Firstly, and worth mentioning, Bale manages to achieve what most actors in "Boston" films never seem able to do: pull off a believable accent. Lowell is a very different place from Boston, and Bale gets the nuance down to a science. The Boston accent thing is a small pet peeve, but one that riles me up something fierce, so I was happy that the two leads here (Wahlberg coming to it naturally as a local) sounded believable.
More importantly, Bale seemed to completely disappear into the character of Dicky. I've personally spent a fair amount of time around Lowell and other such localities, and the degree to which Dicky was
instantly recognizable and authentic was astounding.
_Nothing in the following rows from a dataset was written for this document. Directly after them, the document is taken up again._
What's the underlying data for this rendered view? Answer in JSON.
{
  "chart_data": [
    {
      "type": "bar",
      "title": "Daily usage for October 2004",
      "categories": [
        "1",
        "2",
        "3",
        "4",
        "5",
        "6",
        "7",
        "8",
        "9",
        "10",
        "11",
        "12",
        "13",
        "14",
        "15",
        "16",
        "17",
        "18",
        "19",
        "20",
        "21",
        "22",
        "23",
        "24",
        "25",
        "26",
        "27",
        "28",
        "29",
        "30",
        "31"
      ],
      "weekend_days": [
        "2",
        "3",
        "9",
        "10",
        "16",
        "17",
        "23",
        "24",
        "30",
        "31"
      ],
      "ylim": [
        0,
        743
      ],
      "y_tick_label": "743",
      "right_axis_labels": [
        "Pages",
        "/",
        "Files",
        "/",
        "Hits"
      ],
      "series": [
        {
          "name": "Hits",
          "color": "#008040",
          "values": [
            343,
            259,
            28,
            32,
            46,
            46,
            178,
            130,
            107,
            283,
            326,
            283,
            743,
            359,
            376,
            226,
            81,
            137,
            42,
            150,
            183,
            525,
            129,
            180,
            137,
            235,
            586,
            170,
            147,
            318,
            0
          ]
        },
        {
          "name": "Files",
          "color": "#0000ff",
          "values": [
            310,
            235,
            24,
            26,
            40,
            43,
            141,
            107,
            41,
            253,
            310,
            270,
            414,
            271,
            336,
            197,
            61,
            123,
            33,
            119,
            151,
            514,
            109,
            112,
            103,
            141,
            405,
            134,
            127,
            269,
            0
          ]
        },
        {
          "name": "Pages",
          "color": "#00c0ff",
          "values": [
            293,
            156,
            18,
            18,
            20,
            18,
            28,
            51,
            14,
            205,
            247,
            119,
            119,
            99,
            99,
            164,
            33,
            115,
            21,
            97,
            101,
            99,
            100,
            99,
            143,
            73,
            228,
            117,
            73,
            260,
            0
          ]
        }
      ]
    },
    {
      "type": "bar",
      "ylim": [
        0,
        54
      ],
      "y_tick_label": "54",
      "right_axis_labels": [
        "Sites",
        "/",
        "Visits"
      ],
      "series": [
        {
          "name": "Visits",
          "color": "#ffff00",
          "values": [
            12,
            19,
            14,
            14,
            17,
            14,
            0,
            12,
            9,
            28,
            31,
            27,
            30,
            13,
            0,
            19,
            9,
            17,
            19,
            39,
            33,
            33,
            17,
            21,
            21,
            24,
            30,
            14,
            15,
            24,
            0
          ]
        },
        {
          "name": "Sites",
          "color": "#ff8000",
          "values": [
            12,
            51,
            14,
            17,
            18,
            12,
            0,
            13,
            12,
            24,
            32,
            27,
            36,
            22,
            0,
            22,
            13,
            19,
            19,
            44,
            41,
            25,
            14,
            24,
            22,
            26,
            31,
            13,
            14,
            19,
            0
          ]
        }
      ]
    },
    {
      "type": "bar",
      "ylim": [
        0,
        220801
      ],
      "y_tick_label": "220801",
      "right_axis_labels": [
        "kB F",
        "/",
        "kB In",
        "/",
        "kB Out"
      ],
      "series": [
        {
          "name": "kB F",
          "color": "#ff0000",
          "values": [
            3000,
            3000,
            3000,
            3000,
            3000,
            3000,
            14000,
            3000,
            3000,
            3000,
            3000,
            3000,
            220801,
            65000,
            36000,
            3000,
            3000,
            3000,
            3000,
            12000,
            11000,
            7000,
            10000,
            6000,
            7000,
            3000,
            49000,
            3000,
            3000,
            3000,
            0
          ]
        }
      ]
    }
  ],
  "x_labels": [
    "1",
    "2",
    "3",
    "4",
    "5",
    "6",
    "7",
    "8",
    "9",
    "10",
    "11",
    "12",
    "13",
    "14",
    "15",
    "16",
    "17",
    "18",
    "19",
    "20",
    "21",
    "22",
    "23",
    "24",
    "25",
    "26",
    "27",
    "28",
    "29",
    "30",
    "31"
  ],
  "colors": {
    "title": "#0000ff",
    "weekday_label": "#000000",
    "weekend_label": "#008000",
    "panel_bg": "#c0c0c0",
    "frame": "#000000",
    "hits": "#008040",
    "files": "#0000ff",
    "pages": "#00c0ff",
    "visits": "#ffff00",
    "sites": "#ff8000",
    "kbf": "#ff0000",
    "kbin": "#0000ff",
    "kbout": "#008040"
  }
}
I could go to a bar a block away from my apartment and meet three dudes just like that. Apart from capturing that local flair, what was remarkable was Bale's ability to balance the drug-addled, burnt out side of Dicky while allowing glimpses of his true, lovable personality to shine through. That was so key to the success of this story.
The rest of the cast serves the film quite admirably as well. While Mark Wahlberg has never quite grabbed me as a leading man in his previous work, I've always enjoyed him when he lands a role that plays to his strengths. One of those strengths is playing a Boston local, and the role of Micky Ward has many parallels to Wahlberg's own life. Both grew up in very tough Massachusetts neighborhoods, and both were one of nine children. It's clearly a role Wahlberg could relate to, and it shows on screen. Most importantly he's not an actor capable of upstaging the likes of Christian Bale. While on its face the story is Micky's, it's just as much the story of Dicky's struggle with addiction and redemption. Had Wahlberg not been willing to play second fiddle to the powerhouse of Bale, it could have become a muddled mess.
For as much as
The Fighter does right, there are missteps. The cadre of Micky and Dicky's sisters were handled poorly, portrayed more as a brainless gang of white trash caricatures, only good for comic scenes of shit-talking and girl-fighting. While I totally bought some of the actresses individually, the group was treated as one single, dumb character, which seemed antithetical to the realism of the rest of the film.
Another gripe: the way things come together towards the end seemed rushed and forced. There were resolutions between characters that needed to happen to take the final step in the story, but they were done so hastily as to, again, break the ongoing themes of realism the rest of the film fought so hard to deliver.
What really sets
The Fighter apart from the other films I mentioned at the start of this review is the dual storyline of Micky and Dicky. Micky's story would have been enough for a decent boxing movie. But the second storyline of Dicky coming to terms with his addiction and moving on from his former glory years added a much more compelling element to this film. If the performances of Bale and others aren't enough to entice you,
David O. Russell's shooting of the actual boxing action is also superbly done and a worthy draw in itself, if you don't care for that deep stuff.
The man in front of me at the theater kept shouting during the previews (possibly into the bluetooth headset crammed into his ear), "Bring on the Rocky shit!" and he certainly left happily when it was over.